Use `loadUrl` to fetch and parse a remote page. It returns the instance, so you can chain an extractor right away.

```typescript theme={null}
import { Html } from "@ooneex/html";

const page = await new Html().loadUrl("https://example.com");

const links = page.getLinks();
const text = page.getContent(); // trimmed plain-text of the whole document
```

You can also reuse an instance and swap its content with `load`, which returns `this` for chaining.

```typescript theme={null}
const html = new Html();

html.load("<h2>Section</h2>").getHeadings();
```

### Extracting videos and tasks

`getVideos` collects `<video>` elements with their attributes and nested `<source>` tags, and `getTasks` reads checkbox list items.

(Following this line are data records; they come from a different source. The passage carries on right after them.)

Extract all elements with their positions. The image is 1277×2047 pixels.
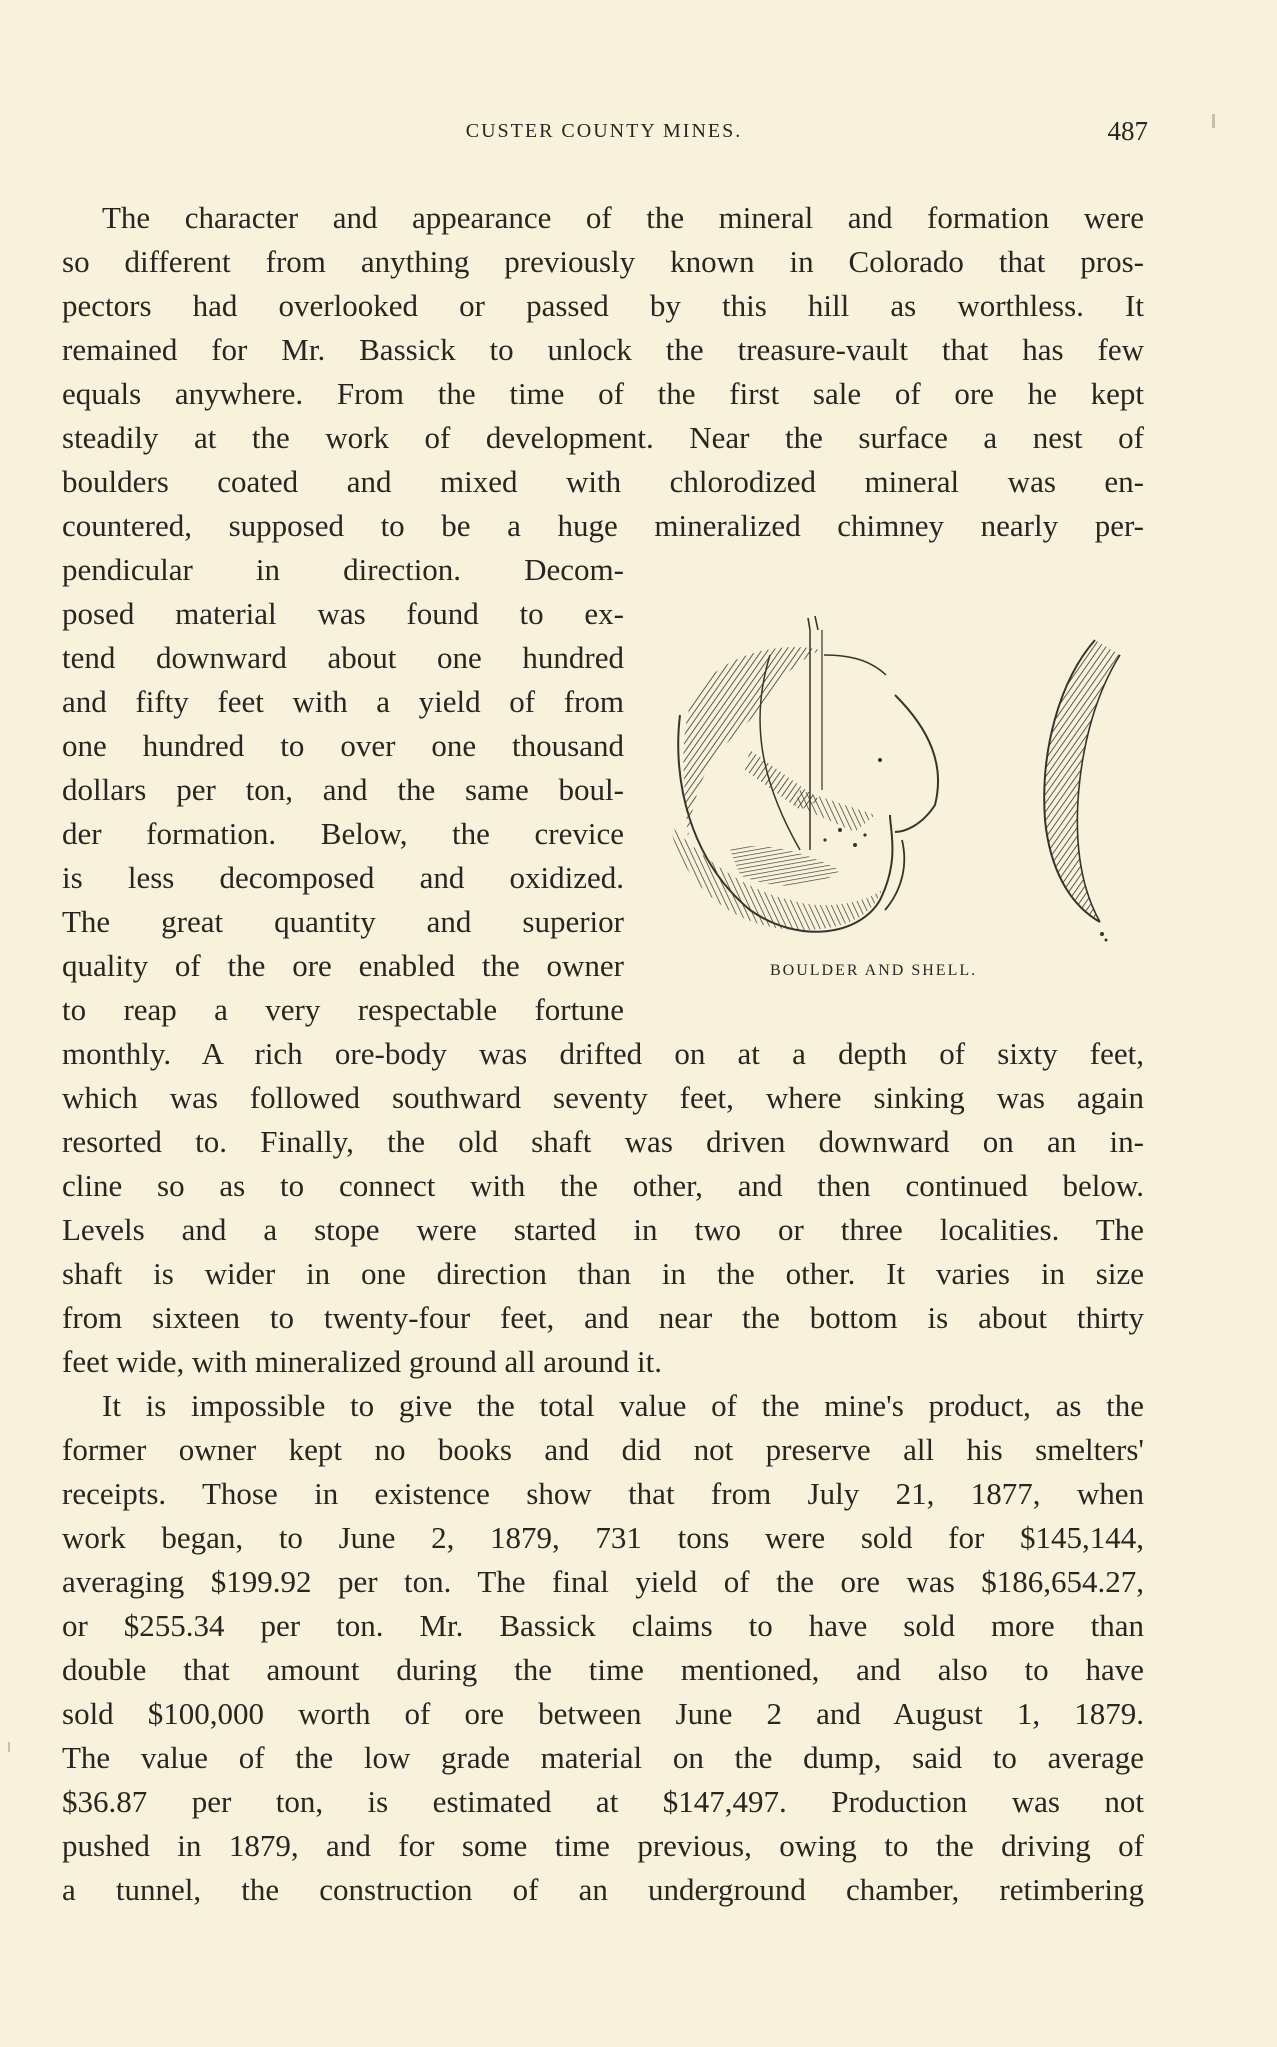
text-line: $36.87 per ton, is estimated at $147,497. Production was not [62, 1784, 1144, 1819]
boulder-and-shell-figure [650, 600, 1150, 990]
paragraph-1-bottom [62, 1032, 1144, 1384]
text-line: monthly. A rich ore-body was drifted on at a depth of sixty feet, [62, 1036, 1144, 1071]
running-title: CUSTER COUNTY MINES. [465, 120, 743, 142]
text-line: Levels and a stope were started in two or three localities. The [62, 1212, 1144, 1247]
text-line: The character and appearance of the mineral and formation were [102, 200, 1144, 235]
text-line: pectors had overlooked or passed by this hill as worthless. It [62, 288, 1144, 323]
text-line: a tunnel, the construction of an underground chamber, retimbering [62, 1872, 1144, 1907]
text-line: double that amount during the time mentioned, and also to have [62, 1652, 1144, 1687]
text-line: former owner kept no books and did not preserve all his smelters' [62, 1432, 1144, 1467]
text-line: feet wide, with mineralized ground all around it. [62, 1344, 663, 1379]
paragraph-1-top [62, 196, 1144, 548]
text-line: pendicular in direction. Decom- [62, 552, 624, 587]
text-line: is less decomposed and oxidized. [62, 860, 624, 895]
text-line: which was followed southward seventy feet, where sinking was again [62, 1080, 1144, 1115]
text-line: sold $100,000 worth of ore between June 2 and August 1, 1879. [62, 1696, 1144, 1731]
text-line: tend downward about one hundred [62, 640, 624, 675]
text-line: dollars per ton, and the same boul- [62, 772, 624, 807]
text-line: It is impossible to give the total value of the mine's product, as the [102, 1388, 1144, 1423]
text-line: shaft is wider in one direction than in the other. It varies in size [62, 1256, 1144, 1291]
text-line: The great quantity and superior [62, 904, 624, 939]
figure-caption: BOULDER AND SHELL. [770, 962, 978, 979]
page-number: 487 [1107, 116, 1148, 146]
text-line: or $255.34 per ton. Mr. Bassick claims to have sold more than [62, 1608, 1144, 1643]
text-line: der formation. Below, the crevice [62, 816, 624, 851]
text-line: remained for Mr. Bassick to unlock the treasure-vault that has few [62, 332, 1144, 367]
text-line: posed material was found to ex- [62, 596, 624, 631]
boulder-drawing [670, 616, 938, 932]
page-header [60, 116, 1148, 150]
text-line: cline so as to connect with the other, and then continued below. [62, 1168, 1144, 1203]
text-line: and fifty feet with a yield of from [62, 684, 624, 719]
text-line: pushed in 1879, and for some time previous, owing to the driving of [62, 1828, 1144, 1863]
shell-drawing [1044, 640, 1120, 942]
text-line: The value of the low grade material on the dump, said to average [62, 1740, 1144, 1775]
text-line: from sixteen to twenty-four feet, and near the bottom is about thirty [62, 1300, 1144, 1335]
print-mark [8, 1742, 10, 1752]
text-line: receipts. Those in existence show that from July 21, 1877, when [62, 1476, 1144, 1511]
text-line: countered, supposed to be a huge mineralized chimney nearly per- [62, 508, 1144, 543]
text-line: one hundred to over one thousand [62, 728, 624, 763]
text-line: steadily at the work of development. Near the surface a nest of [62, 420, 1144, 455]
paragraph-2 [62, 1384, 1144, 1912]
text-line: work began, to June 2, 1879, 731 tons were sold for $145,144, [62, 1520, 1144, 1555]
text-line: resorted to. Finally, the old shaft was driven downward on an in- [62, 1124, 1144, 1159]
text-line: quality of the ore enabled the owner [62, 948, 624, 983]
paragraph-1-wrapped [62, 548, 624, 1032]
text-line: boulders coated and mixed with chlorodized mineral was en- [62, 464, 1144, 499]
text-line: so different from anything previously known in Colorado that pros- [62, 244, 1144, 279]
text-line: averaging $199.92 per ton. The final yield of the ore was $186,654.27, [62, 1564, 1144, 1599]
boulder-and-shell-illustration [650, 600, 1150, 970]
print-mark [1212, 114, 1215, 128]
text-line: equals anywhere. From the time of the first sale of ore he kept [62, 376, 1144, 411]
text-line: to reap a very respectable fortune [62, 992, 624, 1027]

```typescript theme={null}
import { Html } from "@ooneex/html";

const html = new Html(`
  <video poster="/poster.jpg" controls>
    <source src="/clip.webm" type="video/webm" />
  </video>
  <ul>
    <li><input type="checkbox" checked /> Write docs</li>
    <li><input type="checkbox" /> Ship release</li>
  </ul>
`);

html.getVideos();
// [{ src: null, poster: "/poster.jpg", controls: true, autoplay: false,
//    loop: false, muted: false, width: null, height: null,
//    sources: [{ src: "/clip.webm", type: "video/webm" }] }]

html.getTasks();
// [{ text: "Write docs", checked: true }, { text: "Ship release", checked: false }]
```

You can also get the serialized markup back with `getHtml()`.

## When to use it

* Scraping or analyzing remote pages — fetch with `loadUrl` and pull out links, images, or headings.
* Extracting a table of contents or outline from rendered HTML via `getHeadings()`.
* Collecting media references (`getImages`, `getVideos`) from user-supplied or fetched markup.
* Parsing checkbox task lists out of HTML (e.g. rendered Markdown) with `getTasks()`.
* Grabbing the clean text content of a document with `getContent()`.

You don't need it if you only need to build or template HTML strings, or if you're already running in a browser with direct DOM access — reach for it specifically when you need to parse and extract from existing markup server-side.